All four guys wore U.S. flag mustaches -- a team-bonding thing. They had agreed Saturday night they would do it, and the mustaches were the talk of the news conferences afterward.

Maybe it'll be a trend for Sochi 2014.

"We came in this knowing that we were going to be close for the cross country, knowing the jumping had put ourselves in position," Taylor Fletcher said.

"We don’t come to this competition to lose so we did our best to fight for the podium and fight for the victory. I give it up to our staff, teammates, coaches and, of course," he said, "the mustache was the deciding factor in this."

 

Billy Demong: back at it

Seventh in the normal hill, sixth in the large hill at the just-concluded Nordic combined world championships -- is there something wrong with world and Olympic gold medalist Billy Demong? Just the opposite.

To know Demong is to understand what an incredible accomplishment he just turned in at the 2011 worlds in Oslo, Norway.

It is also to understand why he and the U.S. Nordic combined team, the breakthrough stars of the 2010 Vancouver Games, would seem poised for yet more success in Sochi and the 2014 Winter Games.

That's what sixth place in Oslo will do for you. Or fifth, which is where teammate Todd Lodwick finished in the large hill event. Or fourth, where the Americans finished in the team event.

"When we have people disappointed with fourth, sixth, fifth," Demong said Monday with a laugh, "we have come a long way."

Indeed.

Until Vancouver, the U.S. Nordic combined program had registered a historic oh-fer. In 86 years of Winter Games history, the U.S. team had won no medals.

Fourteen years of consistent funding, improved coaching and training, and planning -- it all paid off in Vancouver, with the U.S. team winning four medals in three events.

Demong and Johnny Spillane went one-two in the large hill event; Spillane won silver in the normal hill; the U.S. team won a relay silver.

Then came the obvious question: what next?

For Demong, it was time to take time off -- take most of 2010 to, as he put it, "live life, so that the motivation comes strong in the next three years."

The life living started with a bang.

Within 24 hours all this happened: He became a gold medalist.
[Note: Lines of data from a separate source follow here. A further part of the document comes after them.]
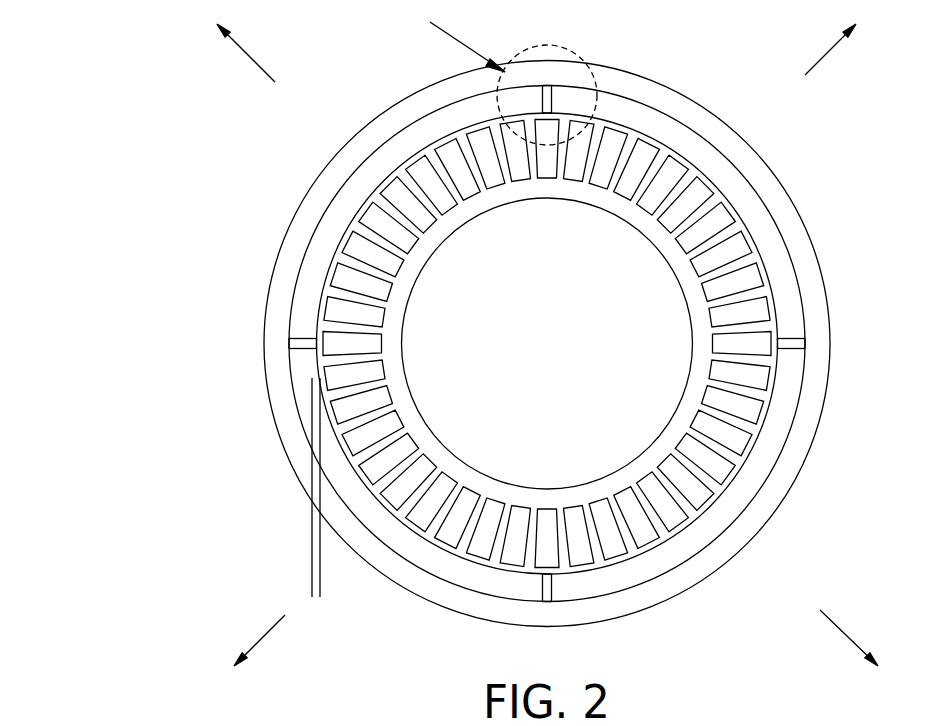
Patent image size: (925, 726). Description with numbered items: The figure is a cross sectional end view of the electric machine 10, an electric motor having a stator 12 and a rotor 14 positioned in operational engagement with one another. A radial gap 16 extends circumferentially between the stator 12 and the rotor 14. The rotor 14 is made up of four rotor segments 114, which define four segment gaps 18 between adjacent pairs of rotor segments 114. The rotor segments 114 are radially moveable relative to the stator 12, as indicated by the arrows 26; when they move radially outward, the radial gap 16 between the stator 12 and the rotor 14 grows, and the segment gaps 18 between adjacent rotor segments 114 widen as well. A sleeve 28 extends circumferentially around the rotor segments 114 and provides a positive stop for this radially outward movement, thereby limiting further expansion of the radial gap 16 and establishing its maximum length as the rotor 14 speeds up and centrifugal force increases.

The electric machine 10 is at (187, 225).
The stator 12 is at (725, 260).
The rotor 14 is at (708, 160).
The radial gap 16 is at (362, 583).
The segment gap 18 is at (548, 95).
The arrows 26 is at (255, 58).
The sleeve 28 is at (762, 178).
The rotor segments 114 is at (330, 221).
He learned he had been chosen to carry the U.S. flag in the closing ceremony. He proposed to his girlfriend, Katie Koczynski.

As soon as the Games ended, he did the whole media blitz thing. He went ski flying. He attended celebratory parades.
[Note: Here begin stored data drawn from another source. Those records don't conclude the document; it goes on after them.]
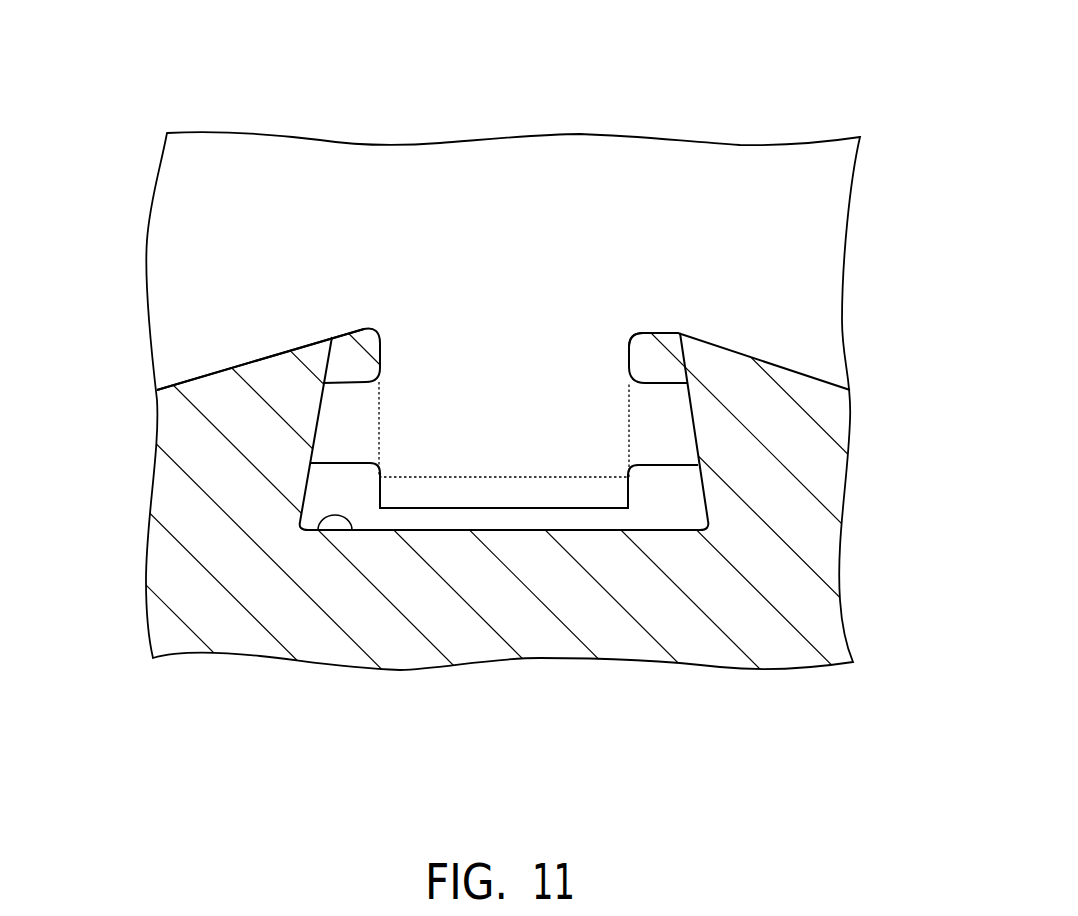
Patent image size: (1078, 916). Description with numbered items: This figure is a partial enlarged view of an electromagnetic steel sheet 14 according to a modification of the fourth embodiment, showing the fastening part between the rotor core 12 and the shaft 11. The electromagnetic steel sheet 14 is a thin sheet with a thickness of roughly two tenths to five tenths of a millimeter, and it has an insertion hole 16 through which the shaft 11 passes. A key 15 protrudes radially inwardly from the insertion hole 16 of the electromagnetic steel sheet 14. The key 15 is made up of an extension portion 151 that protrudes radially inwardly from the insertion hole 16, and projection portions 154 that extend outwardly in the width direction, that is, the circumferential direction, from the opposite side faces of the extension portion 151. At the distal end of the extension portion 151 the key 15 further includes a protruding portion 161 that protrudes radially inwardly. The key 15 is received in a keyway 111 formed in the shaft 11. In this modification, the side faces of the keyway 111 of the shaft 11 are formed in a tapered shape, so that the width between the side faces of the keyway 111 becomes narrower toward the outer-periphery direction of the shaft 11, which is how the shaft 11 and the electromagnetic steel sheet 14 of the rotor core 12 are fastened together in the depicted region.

The shaft 11 is at (758, 633).
The rotor core 12 is at (610, 135).
The electromagnetic steel sheet 14 is at (652, 178).
The key 15 is at (648, 360).
The insertion hole 16 is at (175, 385).
The extension portion 151 is at (490, 440).
The projection portions 154 is at (355, 437).
The protruding portion 161 is at (510, 490).
The keyway 111 is at (336, 515).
Originally from Vermontville, N.Y., he threw out the first pitch at a New York Mets' game: "I have watched too many people come up short," he said. "I freaking launched it over the catcher's head. He had to jump for it."

He spoke on the National Mall on Earth Day.

He visited U.S. Army bases in the Middle East.

He went back home to Park City, Utah, and re-did his house, among other things adding 400 square feet and moving the kitchen to the other side of the structure.

He and Katie got married. A son, Liam, was born in January.

It wasn't until September that Demong became a Nordic combined skier again. As he put it, "That's a little late."

So sixth place at the 2011 worlds -- that gets the job done, and in two ways:

"I would be going through that media corral and the reporters would be saying, 'You must be disappointed after sixth place,' " Demong was saying.

Hardly: "I'm in a different place right now. That's my best result of the season. It not only gives me confidence I can be really good it also lets me know I can be training well and can be better than ever."

All it takes, he said, is getting back to the gym.

No one has ever accused Billy Demong of lacking the hard-work gene.

"When you are at the top of your game," he said, thinking back to the 2009 and 2010 seasons in particular, "you're like, 'I can ski backward,' or, 'I can skip days training,' or, 'I feel so in control.' That is an important part of getting good.

"What's also important is realizing you have to stay good all the time. Taking time off and struggling through the season is a really good way -- a really good way of getting back in touch with desire and hunger."

He also said,  "As neat a goal as it is to win a gold, it might be even harder to defend it. It kind of freaks me out but it gets me excited.